La première victime fut Hanilton da Silva, dirigeant du MLST (Mouvement pour la libération des sans-terre). Constamment menacé par les grands propriétaires (fazendeiros) de la région à cause de ses activités dans le mouvement paysan, Hanilton fut assassiné à Itaiba (municipalité qui se trouve à quelque 350 km de Recife). Il a été abattu par 18 balles. Les jours suivants, selon des informations du MST, une série de tueurs (pistoleiros) ont encerclé un campement du mouvement dans la ville d’Altinho. Les membres du mouvement ont dû se cacher dans des bâtiments de la ferme et essuyer des tirs jusqu’à l’aube ; l’«aide» de la police, réclamée durant des heures, se manifesta au cours de la matinée.
Un nouvel assassinat fut enregistré dans la région d’Itacaimbo, dans une zone rurale de l’Etat de Pernambuco. Selon le rapport établi par le MST, Antonio José dos Santos, qui faisait partie d’un campement réunissant 43 familles fêtant la réception du titre leur donnant le droit d’occuper un terrain, après cinq ans de lutte, a quitté la ferme «pour aller acheter des cigarettes». Plus tard, il a été retrouvé mort avec des marques de coups, de tortures et 14 fractures. Le jour suivant, dans cette macabre régularité d’attentats quotidiens, le président du syndicat des travailleurs ruraux de Taquaritinga do Norte, Luiz Manoel, fut retrouvé assassiné dans sa maison par deux coups de pistolet.

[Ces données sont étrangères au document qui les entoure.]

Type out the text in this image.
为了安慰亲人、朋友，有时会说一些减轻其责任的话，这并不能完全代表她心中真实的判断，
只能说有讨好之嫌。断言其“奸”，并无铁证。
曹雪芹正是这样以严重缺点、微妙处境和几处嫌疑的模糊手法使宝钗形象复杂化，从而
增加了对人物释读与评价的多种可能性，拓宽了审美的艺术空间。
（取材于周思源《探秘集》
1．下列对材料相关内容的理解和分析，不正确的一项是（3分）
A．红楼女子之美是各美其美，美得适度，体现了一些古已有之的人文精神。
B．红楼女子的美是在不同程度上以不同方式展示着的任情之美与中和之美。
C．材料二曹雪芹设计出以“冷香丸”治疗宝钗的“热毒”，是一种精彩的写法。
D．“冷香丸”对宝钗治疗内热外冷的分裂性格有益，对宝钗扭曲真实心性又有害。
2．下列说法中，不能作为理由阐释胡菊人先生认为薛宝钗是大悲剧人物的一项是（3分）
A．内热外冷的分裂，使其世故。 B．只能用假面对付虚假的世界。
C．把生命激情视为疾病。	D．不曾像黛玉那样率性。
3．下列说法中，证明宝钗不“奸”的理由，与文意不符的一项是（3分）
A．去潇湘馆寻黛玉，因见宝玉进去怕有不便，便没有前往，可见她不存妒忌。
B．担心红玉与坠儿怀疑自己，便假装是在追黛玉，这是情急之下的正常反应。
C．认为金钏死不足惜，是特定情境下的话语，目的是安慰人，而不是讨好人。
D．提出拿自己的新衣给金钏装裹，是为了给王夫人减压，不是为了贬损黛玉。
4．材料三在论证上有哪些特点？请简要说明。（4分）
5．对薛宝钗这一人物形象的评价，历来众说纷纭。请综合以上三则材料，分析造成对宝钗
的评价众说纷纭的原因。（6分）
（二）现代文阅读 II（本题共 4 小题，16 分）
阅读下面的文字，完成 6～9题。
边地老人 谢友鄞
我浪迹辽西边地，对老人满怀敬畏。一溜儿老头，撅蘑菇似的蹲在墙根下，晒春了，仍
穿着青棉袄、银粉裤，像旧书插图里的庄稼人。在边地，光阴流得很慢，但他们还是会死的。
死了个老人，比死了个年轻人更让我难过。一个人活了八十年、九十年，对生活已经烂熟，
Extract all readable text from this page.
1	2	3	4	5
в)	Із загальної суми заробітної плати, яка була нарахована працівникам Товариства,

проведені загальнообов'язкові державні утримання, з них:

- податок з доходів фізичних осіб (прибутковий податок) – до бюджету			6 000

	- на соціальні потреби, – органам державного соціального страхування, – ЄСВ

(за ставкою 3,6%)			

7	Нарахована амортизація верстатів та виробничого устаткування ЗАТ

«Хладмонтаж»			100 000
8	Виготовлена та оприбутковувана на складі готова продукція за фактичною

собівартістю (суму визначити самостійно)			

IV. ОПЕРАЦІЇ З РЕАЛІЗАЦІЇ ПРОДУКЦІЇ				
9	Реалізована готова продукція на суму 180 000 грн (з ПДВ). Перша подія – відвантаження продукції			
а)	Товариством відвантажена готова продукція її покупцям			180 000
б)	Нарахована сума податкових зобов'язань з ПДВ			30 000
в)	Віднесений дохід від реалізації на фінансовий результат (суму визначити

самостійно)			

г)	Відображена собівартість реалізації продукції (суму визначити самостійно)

Alors qu’il apparaît évident pour les divers institutions et mouvements engagés dans la lutte pour la réforme agraire que ces crimes font partie d’une vague d’attaques propre aux tensions accrues dans la campagne, les autorités censées enquêter sur ces cas préfèrent choisir d’autres thèses. Dans le cas de Luiz Manoel, la police a indiqué que ses recherches aboutissaient à l’indication d’un crime passionnel. Le journal Folha de Pernambuco cite un responsable qui affirme: «La possibilité d’un crime d’ordre politique ou ayant un rapport avec la question agraire a été pratiquement écartée.» Pour ce qui concerne Antonio José dos Santos, la police a informé que la mort aurait été provoquée lors d’une incompréhension au moment où la victime cherchait à concilier deux amis dans une bataille pour un héritage.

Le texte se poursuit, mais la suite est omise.